Medwed: It's much easier, like so many things in life, to be said than done. First, the odds are stacked against you, statistically. There are about 7,000 to 8,000 cert petitions filed each year and the Supreme Court normally takes no more than 80, and often quite a few less. Second, the court generally only has jurisdiction over cases with federal questions that involve an issue of federal constitutional law or at least federal statutory law. They can't touch matters of pure state law as a matter of state sovereignty. And finally, the Supreme Court's own rules exhibit a preference for certain types of cases, namely cases where there's either a circuit split — a division within the lower courts over how to interpret a legal principle and the Supreme Court needs to provide uniformity — and/or where the underlying facts in the case relate to a pressing issue of national significance, like same sex marriage or abortion. So that's the typical route. But what the Texas Attorney General Ken Paxton did is he sought a very unusual route, which was to invoke the original jurisdiction of the Supreme Court, bypass this entire cert process and go directly to the Supremes right out of the gate.

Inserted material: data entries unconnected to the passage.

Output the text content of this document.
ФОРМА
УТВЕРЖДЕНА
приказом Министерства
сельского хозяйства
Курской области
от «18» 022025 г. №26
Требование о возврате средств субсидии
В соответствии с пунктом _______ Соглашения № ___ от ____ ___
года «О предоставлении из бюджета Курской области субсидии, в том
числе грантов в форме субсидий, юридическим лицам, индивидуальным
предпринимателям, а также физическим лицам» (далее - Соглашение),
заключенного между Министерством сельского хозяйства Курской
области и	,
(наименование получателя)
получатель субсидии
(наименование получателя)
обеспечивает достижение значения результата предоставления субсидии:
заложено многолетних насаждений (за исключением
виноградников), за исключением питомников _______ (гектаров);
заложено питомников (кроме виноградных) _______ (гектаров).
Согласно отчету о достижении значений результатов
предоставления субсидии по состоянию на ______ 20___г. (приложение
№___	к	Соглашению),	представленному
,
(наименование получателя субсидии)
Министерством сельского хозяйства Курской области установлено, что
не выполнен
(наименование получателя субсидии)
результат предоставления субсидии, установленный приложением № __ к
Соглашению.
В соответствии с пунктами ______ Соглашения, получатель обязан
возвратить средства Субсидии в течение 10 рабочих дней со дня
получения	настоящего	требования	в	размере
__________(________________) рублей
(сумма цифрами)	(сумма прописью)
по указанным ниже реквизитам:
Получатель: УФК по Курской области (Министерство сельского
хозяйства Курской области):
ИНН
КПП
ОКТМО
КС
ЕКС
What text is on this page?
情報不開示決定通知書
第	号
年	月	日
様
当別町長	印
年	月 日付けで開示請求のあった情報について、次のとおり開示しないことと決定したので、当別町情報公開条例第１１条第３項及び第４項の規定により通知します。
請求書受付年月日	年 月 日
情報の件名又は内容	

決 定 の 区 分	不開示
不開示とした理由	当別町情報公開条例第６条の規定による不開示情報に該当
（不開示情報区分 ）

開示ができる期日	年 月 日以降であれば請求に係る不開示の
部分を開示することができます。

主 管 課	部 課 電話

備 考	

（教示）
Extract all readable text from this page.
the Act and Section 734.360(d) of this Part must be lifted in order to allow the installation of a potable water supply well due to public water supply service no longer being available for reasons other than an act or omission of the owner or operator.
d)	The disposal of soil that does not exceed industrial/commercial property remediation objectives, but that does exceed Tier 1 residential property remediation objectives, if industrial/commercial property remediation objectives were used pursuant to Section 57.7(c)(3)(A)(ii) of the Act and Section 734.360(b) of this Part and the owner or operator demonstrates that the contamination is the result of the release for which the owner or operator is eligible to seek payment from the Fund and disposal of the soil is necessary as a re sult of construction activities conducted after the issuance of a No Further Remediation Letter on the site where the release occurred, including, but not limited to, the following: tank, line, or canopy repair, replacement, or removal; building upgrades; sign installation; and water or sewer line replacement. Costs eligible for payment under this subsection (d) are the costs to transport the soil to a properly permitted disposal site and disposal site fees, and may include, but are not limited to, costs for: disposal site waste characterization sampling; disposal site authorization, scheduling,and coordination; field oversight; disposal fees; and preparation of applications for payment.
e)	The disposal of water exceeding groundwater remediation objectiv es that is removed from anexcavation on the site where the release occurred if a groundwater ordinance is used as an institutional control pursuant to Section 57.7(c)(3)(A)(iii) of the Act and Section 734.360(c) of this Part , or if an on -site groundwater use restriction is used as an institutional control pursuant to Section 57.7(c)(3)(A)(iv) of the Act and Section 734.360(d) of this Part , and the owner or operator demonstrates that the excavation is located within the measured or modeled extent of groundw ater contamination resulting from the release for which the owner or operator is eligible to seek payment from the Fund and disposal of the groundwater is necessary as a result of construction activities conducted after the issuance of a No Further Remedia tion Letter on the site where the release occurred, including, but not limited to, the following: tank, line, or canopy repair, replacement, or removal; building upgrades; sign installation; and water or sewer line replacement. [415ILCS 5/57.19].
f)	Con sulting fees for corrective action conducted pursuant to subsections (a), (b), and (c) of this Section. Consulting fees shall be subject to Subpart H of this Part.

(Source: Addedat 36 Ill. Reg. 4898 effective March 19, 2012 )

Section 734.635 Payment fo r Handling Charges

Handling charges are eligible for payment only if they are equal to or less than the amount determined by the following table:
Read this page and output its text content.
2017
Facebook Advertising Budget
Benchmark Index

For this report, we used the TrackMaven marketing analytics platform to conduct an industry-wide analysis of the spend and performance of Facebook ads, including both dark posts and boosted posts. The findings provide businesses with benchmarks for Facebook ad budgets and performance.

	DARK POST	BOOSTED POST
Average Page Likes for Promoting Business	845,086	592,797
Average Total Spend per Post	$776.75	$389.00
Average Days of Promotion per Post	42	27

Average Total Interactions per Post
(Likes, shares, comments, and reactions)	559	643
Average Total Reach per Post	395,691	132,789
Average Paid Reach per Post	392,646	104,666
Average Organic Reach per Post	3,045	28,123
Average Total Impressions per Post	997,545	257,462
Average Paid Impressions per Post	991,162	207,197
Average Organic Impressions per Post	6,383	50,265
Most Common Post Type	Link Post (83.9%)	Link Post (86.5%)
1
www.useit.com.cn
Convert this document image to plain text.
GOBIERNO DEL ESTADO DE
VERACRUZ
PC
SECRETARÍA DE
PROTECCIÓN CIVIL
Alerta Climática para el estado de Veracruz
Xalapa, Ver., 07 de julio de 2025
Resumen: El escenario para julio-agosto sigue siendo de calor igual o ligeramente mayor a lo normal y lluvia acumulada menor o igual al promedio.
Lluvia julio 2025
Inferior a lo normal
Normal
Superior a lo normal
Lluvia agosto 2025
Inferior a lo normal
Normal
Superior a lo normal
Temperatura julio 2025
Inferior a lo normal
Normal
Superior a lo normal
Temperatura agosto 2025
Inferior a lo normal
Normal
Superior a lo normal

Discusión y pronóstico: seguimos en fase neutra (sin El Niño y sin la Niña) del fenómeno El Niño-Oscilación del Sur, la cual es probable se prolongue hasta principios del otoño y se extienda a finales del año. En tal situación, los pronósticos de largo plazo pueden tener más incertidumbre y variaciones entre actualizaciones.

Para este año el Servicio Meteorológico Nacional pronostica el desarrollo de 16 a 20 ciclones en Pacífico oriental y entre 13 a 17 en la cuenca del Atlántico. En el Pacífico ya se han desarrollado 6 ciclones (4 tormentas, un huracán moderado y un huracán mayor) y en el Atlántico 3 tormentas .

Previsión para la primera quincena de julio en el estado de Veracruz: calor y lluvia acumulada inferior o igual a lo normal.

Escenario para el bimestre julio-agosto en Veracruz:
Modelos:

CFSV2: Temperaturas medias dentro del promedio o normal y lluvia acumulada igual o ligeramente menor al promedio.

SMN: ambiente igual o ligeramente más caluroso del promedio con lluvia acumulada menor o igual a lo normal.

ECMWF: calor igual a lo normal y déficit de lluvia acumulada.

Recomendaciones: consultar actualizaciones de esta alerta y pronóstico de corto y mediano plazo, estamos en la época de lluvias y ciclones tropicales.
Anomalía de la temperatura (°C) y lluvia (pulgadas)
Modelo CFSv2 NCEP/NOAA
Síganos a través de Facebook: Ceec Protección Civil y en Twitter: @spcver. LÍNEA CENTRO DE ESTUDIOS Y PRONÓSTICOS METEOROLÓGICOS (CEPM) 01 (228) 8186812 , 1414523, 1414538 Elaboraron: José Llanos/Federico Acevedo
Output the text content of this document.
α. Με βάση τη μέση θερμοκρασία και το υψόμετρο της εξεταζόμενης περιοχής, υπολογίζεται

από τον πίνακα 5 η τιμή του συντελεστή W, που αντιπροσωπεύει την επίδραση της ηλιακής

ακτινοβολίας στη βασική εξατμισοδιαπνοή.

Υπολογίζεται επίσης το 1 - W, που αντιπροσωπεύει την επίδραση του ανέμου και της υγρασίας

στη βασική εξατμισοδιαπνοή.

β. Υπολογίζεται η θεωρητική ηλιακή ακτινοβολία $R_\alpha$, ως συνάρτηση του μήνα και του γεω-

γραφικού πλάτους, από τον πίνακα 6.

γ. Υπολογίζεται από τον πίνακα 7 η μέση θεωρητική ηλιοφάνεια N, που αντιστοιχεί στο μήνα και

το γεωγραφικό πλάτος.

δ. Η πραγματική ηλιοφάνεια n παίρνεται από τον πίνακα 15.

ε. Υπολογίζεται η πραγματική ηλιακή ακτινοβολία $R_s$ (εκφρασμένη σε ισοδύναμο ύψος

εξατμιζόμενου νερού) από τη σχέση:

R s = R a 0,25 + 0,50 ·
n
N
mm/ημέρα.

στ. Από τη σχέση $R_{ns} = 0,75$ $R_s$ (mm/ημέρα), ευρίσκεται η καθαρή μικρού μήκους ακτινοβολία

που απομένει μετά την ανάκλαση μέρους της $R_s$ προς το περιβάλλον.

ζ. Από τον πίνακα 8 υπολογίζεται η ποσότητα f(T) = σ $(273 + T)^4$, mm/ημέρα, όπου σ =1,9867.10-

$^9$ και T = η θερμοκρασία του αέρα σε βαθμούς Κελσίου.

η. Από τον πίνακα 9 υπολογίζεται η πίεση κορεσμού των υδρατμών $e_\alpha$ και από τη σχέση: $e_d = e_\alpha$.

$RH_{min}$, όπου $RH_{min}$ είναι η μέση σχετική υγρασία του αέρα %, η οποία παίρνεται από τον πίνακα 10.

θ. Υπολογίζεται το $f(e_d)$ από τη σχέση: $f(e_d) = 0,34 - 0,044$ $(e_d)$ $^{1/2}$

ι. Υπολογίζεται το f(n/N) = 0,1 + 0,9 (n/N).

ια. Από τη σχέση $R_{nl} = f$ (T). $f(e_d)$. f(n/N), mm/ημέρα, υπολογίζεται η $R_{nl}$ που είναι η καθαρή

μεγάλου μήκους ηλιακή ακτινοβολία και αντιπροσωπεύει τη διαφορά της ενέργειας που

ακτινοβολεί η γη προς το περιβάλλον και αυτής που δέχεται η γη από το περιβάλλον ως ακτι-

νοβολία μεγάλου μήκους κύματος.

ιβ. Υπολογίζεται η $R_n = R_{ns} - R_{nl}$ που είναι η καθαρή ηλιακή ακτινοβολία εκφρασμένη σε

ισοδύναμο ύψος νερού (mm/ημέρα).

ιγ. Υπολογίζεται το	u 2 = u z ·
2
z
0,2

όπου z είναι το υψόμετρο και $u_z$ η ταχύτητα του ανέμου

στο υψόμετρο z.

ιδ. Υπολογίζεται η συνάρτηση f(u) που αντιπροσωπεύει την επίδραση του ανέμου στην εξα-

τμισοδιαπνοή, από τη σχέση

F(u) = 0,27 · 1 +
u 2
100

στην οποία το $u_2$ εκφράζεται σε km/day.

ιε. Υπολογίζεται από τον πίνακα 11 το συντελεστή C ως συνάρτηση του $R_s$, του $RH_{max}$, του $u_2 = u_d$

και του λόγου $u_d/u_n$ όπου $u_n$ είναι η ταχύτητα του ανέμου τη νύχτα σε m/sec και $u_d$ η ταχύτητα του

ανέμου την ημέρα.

Mathieu: So you said it, "#originaljurisdiction", Daniel. What does that mean here? Which ones fall under that category, and who thought this would fit?

Medwed: So under Article III, Section 2 of the Constitution, for people who are counting, the Constitution gives original jurisdiction to the Supreme Court over disputes between two or more states or between one state and a federal power. So Attorney General Ken Paxton here was quite shrewd, at least in framing this complaint. He cabined it as a dispute between Texas and these four battleground states: Georgia, Michigan, Pennsylvania, and Wisconsin. His claim [without any evidence] was that Texans were injured because of the allegedly fraudulent certification of votes in those four states that had the effect of diluting the voting power of Texans. That's how he framed it and that's how he tried to invoke the original jurisdiction authority.

Mathieu: Boy, all right. There's a lot there. This is helpful, though. So why then did the Supreme Court reject the case in the end? Did they disagree with the characterization of the dispute as actually being between different states?

Medwed: Well, it's quite interesting. So [the Supreme Court] refused to hear the case based on a slightly different principle. Even if this were treated as a dispute between two or more states, the plaintiff — Texas — like every plaintiff in every case, had to show that they had standing to sue, that the certification process in those four states had actually injured Texans. And the Supreme Court emphatically said no, that Texas hadn't shown a recognizable interest in the manner in which another state conducts its election. And with that blunt statement, I think the court basically put an end to Trump's efforts to overturn the election through the judicial process.